3. A bot panic at Amazon Mechanical Turk https://www.wired.com/story/amazon-mechanical-turk-bot-panic/ https://www.maxhuibai.com/blog/evidence-that-responses-from-repeating-gps-are-random http://timryan.web.unc.edu/2018/08/12/data-contamination-on-mturk/

Amazon's Mechanical Turk takes the name of an 18th Century chess-playing automaton. In fact, the Turk wasn't a machine at all. It was a mechanical illusion that allowed a human chess master to hide inside the box and manually operate it. For nearly 84 years, the Turk won most of the games played during its demonstrations around Europe and the Americas. Napoleon Bonaparte is said to have been fooled by this trick too.

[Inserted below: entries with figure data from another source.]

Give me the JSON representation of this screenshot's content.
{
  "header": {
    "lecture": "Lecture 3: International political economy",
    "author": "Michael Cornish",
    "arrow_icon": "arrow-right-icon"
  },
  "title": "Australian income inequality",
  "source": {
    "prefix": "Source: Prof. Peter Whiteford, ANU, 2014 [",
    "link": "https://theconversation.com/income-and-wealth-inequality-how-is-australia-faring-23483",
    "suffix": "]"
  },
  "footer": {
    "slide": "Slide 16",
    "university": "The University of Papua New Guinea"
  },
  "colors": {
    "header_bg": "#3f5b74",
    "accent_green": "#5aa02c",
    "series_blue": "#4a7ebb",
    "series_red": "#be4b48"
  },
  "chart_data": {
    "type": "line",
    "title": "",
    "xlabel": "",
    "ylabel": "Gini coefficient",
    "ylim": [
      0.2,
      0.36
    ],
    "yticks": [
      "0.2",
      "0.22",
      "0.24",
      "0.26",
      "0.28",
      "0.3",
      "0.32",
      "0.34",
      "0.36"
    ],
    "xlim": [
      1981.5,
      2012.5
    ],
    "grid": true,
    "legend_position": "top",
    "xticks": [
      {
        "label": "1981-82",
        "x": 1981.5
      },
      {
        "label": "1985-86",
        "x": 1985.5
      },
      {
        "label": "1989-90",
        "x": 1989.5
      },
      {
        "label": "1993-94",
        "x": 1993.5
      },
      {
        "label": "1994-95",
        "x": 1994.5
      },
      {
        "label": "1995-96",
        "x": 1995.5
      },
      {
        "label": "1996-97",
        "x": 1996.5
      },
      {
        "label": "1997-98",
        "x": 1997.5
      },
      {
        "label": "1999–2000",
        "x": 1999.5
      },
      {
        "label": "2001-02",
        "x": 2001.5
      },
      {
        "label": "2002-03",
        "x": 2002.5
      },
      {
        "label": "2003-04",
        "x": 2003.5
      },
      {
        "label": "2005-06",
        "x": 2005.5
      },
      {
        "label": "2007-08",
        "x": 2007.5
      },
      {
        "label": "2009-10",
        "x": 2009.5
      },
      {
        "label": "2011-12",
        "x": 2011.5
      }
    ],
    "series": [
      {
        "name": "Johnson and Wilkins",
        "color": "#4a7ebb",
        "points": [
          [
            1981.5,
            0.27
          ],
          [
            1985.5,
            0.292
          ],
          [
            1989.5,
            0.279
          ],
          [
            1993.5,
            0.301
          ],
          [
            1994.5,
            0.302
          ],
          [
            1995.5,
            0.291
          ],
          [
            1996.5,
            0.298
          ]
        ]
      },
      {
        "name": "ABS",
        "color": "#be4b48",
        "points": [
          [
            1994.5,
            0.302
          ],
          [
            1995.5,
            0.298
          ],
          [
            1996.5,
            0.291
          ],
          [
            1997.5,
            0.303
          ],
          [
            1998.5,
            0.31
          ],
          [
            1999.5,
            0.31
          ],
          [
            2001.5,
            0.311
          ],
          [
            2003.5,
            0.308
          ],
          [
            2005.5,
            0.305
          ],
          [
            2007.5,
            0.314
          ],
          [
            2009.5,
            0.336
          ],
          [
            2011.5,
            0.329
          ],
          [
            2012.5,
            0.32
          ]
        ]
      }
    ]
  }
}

The Amazon Mechanical Turk is an online platform for humans to execute tasks that algorithms cannot do. Examples are, annotating sentences as being positive or negative, spotting number plates, discriminating between face and non-face. The jobs posted on this platform are often paid less than a cent per task. Tasks that are more complex or require more knowledge can be paid up to several cents. To earn a living, turkers need to finish as much tasks as fast as possible, leading to inevitable mistakes. The makers of datasets have to incorporate quality checks when they post a job on the platform. They need to test whether the turker actually has the ability to complete the task, and they also need to verify the results. Many academic researchers use Mechanical Turk for tasks that would have been executed by students before.

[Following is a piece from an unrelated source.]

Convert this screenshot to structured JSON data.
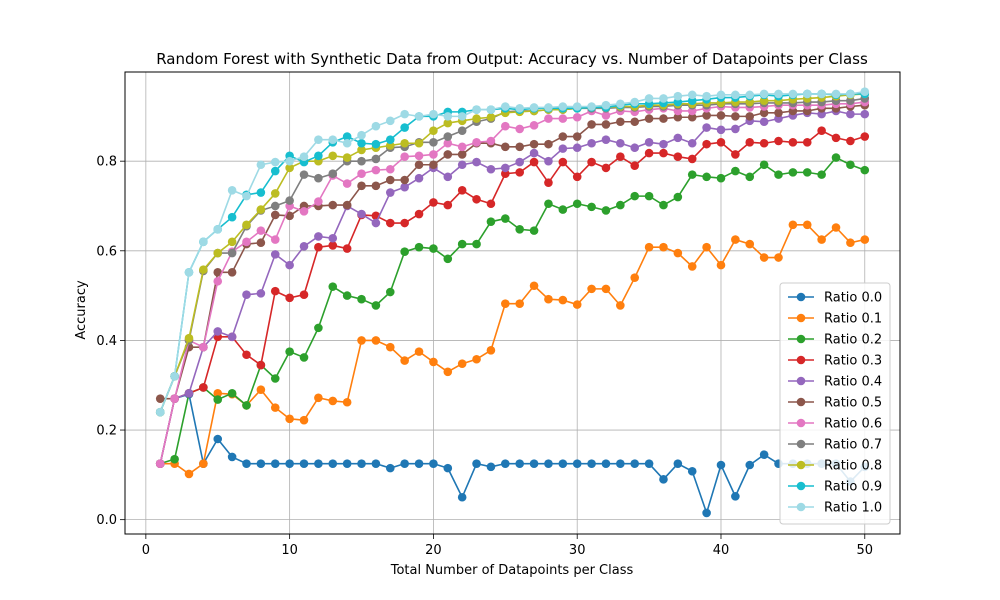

In August last year Max Hui Bai, a psychology student from the University of Minnesota, discovered that the surveys he conducted with Mechanical Turk were full of nonsense answers to open-ended questions. He traced back the wrong answers and found out that they had been submitted by respondents with duplicate GPS locations. This raised suspicions. Though Amazon explicitly prohibits robots to complete jobs on Mechanical Turk, the company is not dealing with the problems they cause on their platform. Forums for Turkers are full of conversations about the automation of the work, sharing practises of how to create robots that would violate Amazon’s terms. You can also find YouTube videos showing Turkers how to write a bot to fill in answers for you.

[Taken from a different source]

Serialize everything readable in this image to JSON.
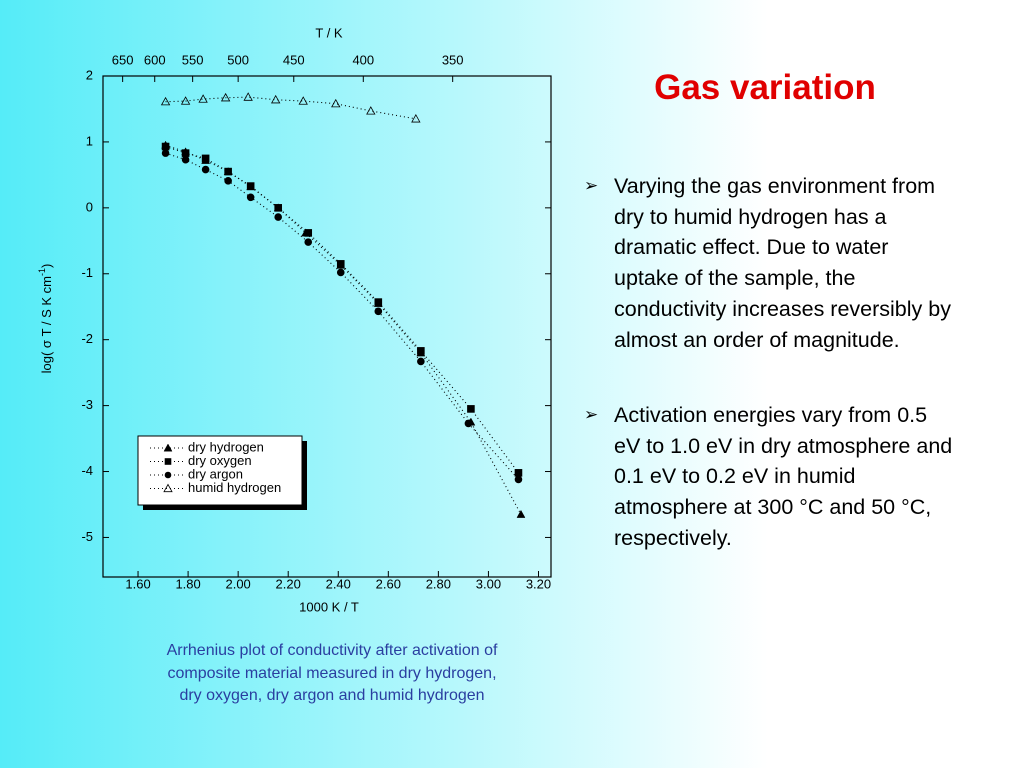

Kristy Milland, an MTurk activist says: “Mechanical Turk workers have been treated really, really badly for 12 years, and so in some ways I see this as a point of resistance. If we were paid fairly on the platform, nobody would be risking their account this way.”

Bai created a questionnaire for researchers—outside of Mechanical Turk. He is now leading a research among social scientists to figure out how much bad data is in use, how large the problem is, and how to stop it. But it is impossible at the moment to estimate how many datasets have become unreliable in this way.